Buttar took a shot to his shoulder following his 70.25-point ride on Liquid Fire in Round 3, but otherwise walked out of T-Mobile Arena in Las Vegas unscathed.

Buttar made his way to the World Finals through the 2016 BlueDEF Tour Finals two days earlier after 2016 PBR Canada champion Ty Pozzobonopted to not compete because of his broken riding hand.

The 2016 PBR Canada runner-up with only two BFTS outs under his belt used a 2-for-4 performance to jump to the 35th and final spot in the world standings to earn his first career bid to the World Finals.

“Everything you do in this sport is about confidence,” Pozzobon said. “This is the highest level. It doesn’t get any bigger. It is confidence going in there. You know he can ride. That kid can ride. They are bulls and he has rode some of the best bulls. I have witnessed it.”

Buttar fought through an ankle injury on the last day of the BlueDEF Finals to ride Big Dan for 86.5 points and punch his ticket to the World Finals.

Every day Buttar got more confident in Las Vegas. He admitted he was nervous when he made his BFTS debut (0-for-2) in Tulsa, Oklahoma, in August.

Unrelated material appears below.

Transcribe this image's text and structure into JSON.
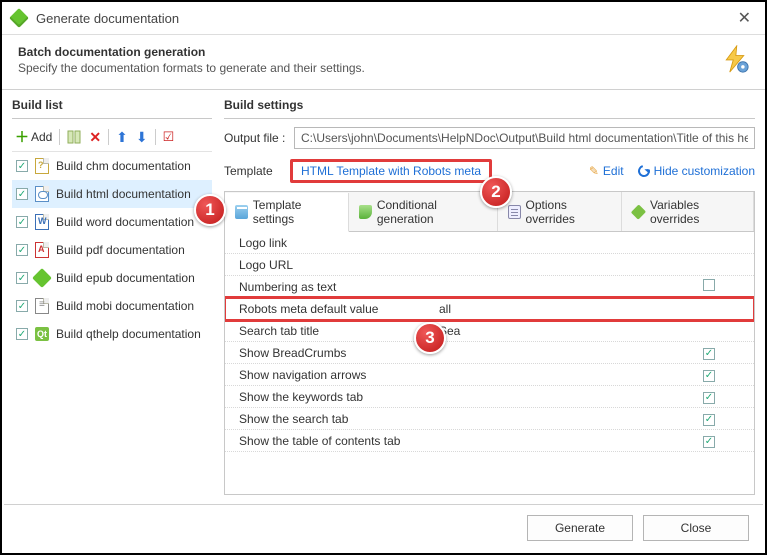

It definitely helped him seeing familiar faces like Tanner Byrne, Pozzobon, Aaron Roy and Nevada Newman, who Buttar rodeoed with a few years ago in Canada, inside the T-Mobile Arena locker room.

“A lot of people think I don’t show it very much, but I get pretty nervous,” Buttar said. “It helps when I see people here I know. It definitely helps when you know guys. You are comfortable with them around.”

Pozzobon added, “I could tell he was nervous and stuff. That kid is just as talented as anybody in that room. We all can do the deal. It is just in your head. That is what I told him. Just do the same thing you always do and look at him coming down here this week.”

Pozzobon, who finished a career-best fourth at the World Finals this year, remembers being 19 years old at his first Finals and seeing two-time World Champion Chris Shivers across from him in the locker room.

“It took some time for me,” Pozzobon said. “I walked into the room and I saw Chris Shivers. I only knew Aaron. I was like a scared little kid walking around. All of these guys I looked up to my whole life and now I am hanging my rope on the same fence as them. That was a big thing. To go in there and see four familiar faces, I think it helps you warm up to the environment.”

Buttar finished 4-for-9 during PBR Finals week. He finished the 2016 season 30th in the world standings and has a guaranteed eight Built Ford Tough Series events in 2017 before being subjected to the cutline.

He doesn’t plan on going anywhere else anytime soon once the BFTS season begins on Jan. 6 in New York.

“This is kind of my goal,” he concluded. “This is where I would like to be. I want to stay here.”